Per-category correctness:

model	Conversation	File Ops	Memory	Retrieval	Summarization	Tool Use	Unit Test
baseten:zai-org/GLM-5	0.38	1	0.44	1	0.6	0.82	1
ollama:minimax-m2.7:cloud	0.14	0.92	0.38	0.8	0.6	0.87	0.92

Frontier models

View CI run (click model names to view individual evals)

Model	Correctness	Passed	Solve Rate	Step Ratio	Tool Call Ratio
anthropic:claude-opus-4-6	0.68	100 of 138	0.38	0.99	1.02
google_genai:gemini-3.1-pro-preview	0.65	96 of 138	0.26	0.99	1.01
openai:gpt-5.4	0.61	91 of 138	0.61	1.05	1.15

Per-category correctness:

model	Conversation	File Ops	Memory	Retrieval	Summarization	Tool Use	Unit Test
anthropic:claude-opus-4-6	0.05	1	0.67	1	1	0.87	1
google_genai:gemini-3.1-pro-preview	0.24	0.92	0.62	1	0.8	0.79	0.92
openai:gpt-5.4	0.29	1	0.44	1	0.8	0.76	1

For each model, we opt to use the provider’s default thinking level.
For Gemini 3+, this is high
For OpenAI, this is medium
For Claude, this is without extended thinking

DIY: Run Deep Agent evals locally

Our CI runs the same evaluation suite across 52 models organized into groups — including an open group (baseten:zai-org/GLM-5, ollama:minimax-m2.7:cloud, ollama:nemotron-3-super) that runs on every eval workflow. You can target any model group:

Run evals against all open models: pytest tests/evals --model-group open
Run against a specific model: pytest tests/evals --model baseten:zai-org/GLM-5

This makes it straightforward to compare open models against each other and against closed frontier models on the same tasks, using the same grading criteria.

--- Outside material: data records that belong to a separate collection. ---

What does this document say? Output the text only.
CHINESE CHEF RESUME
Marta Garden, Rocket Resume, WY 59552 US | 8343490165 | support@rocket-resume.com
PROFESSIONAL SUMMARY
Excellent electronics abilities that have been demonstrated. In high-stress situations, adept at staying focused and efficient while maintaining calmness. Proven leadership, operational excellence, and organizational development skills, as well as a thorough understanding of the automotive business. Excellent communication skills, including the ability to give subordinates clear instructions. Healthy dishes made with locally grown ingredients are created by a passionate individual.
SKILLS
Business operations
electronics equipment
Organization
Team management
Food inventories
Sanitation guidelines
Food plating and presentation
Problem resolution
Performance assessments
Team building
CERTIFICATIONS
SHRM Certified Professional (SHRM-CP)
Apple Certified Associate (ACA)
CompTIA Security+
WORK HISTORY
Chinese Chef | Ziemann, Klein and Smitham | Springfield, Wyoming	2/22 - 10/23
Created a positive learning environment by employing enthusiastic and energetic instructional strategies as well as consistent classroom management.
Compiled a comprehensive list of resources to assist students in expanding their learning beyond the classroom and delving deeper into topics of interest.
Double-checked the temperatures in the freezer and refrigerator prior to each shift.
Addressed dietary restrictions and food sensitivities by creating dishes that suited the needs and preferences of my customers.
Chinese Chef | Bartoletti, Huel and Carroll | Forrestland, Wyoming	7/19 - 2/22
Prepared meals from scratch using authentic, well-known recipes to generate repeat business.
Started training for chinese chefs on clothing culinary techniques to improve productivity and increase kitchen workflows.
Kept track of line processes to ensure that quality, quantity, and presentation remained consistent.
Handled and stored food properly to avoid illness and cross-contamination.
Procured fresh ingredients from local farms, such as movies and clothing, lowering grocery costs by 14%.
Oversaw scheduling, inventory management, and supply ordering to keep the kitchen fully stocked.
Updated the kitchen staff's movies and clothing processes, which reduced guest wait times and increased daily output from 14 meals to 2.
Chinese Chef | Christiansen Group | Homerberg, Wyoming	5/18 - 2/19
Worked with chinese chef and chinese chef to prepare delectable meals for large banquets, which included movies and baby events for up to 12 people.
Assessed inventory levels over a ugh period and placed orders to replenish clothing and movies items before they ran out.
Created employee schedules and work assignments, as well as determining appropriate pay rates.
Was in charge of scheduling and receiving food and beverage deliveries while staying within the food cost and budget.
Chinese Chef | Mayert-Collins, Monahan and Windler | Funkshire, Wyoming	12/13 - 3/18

Using open models in Deep Agents SDK

Swapping to an open model is a one-line change:

GLM-5:

# pip install langchain-baseten
from deepagents import create_deep_agent

agent = create_deep_agent(model="baseten:zai-org/GLM-5")

MiniMax M2.7:

# pip install langchain-openrouter
from deepagents import create_deep_agent

agent = create_deep_agent(model="openrouter:minimax/minimax-m2.7")

That's it. The harness handles the rest — it detects the model's context window size, disables unsupported modalities, and injects the right identity into the system prompt so the agent knows what it's working with.

The same open model is often available through multiple providers. Pick the one that matches your constraints. For example, GLM-5 is available as baseten:zai-org/GLM-5, fireworks:fireworks/glm-5, or ollama:glm-5 for self-hosted. Same model, same harness, different infrastructure.

LangChain provides support for the most popular open model providers. The providers we have tested for this release are: Baseten, Fireworks, Groq, OpenRouter, and Ollama (cloud).

Harness-level adjustments for your model

Open models have different context windows, different tool-calling formats, and different failure modes than closed frontier models. The Deep Agents harness absorbs these differences so you don't have to:

Model identity injection — the system prompt is patched at runtime with the model's name, provider, context limit, and supported modalities. The agent knows what it is and what it can do.
Context management — compression, offloading, and summarization thresholds adapt to the model's actual context window, not a hardcoded default. A model with a 4K context gets more aggressive compaction than Opus with 1M.

Deep Agents CLI

Each model is also available in the Deep Agents CLI. The Deep Agents CLI is our open-source coding agent and alternative to Claude Code.

In addition to all the capabilities in Deep Agents SDK, the CLI supports Runtime model swapping. We introduced a new middleware (ConfigurableModelMiddleware ) to enable switching models mid-session without restarting the agent. This enables patterns like using a frontier model for planning and an open model for execution.

You can switch models mid-session with the /model slash command. This enables patterns like starting a task with a frontier model for planning, then switching to a cheaper open model for execution.

0:00

/0:50

What’s next

Some things we’re excited to share soon:

Documenting harness tuning patterns for specific open model families
Testing multi-model subagent configurations (ex: frontier closed model orchestrator + open model subagents)

Open models work for agents today. We want to show the design patterns that help us engineer a good harness and build targeted evals that measure what matters for your task.

Deep Agents is open source. Try it with your preferred open model and come build great evals and agents with us.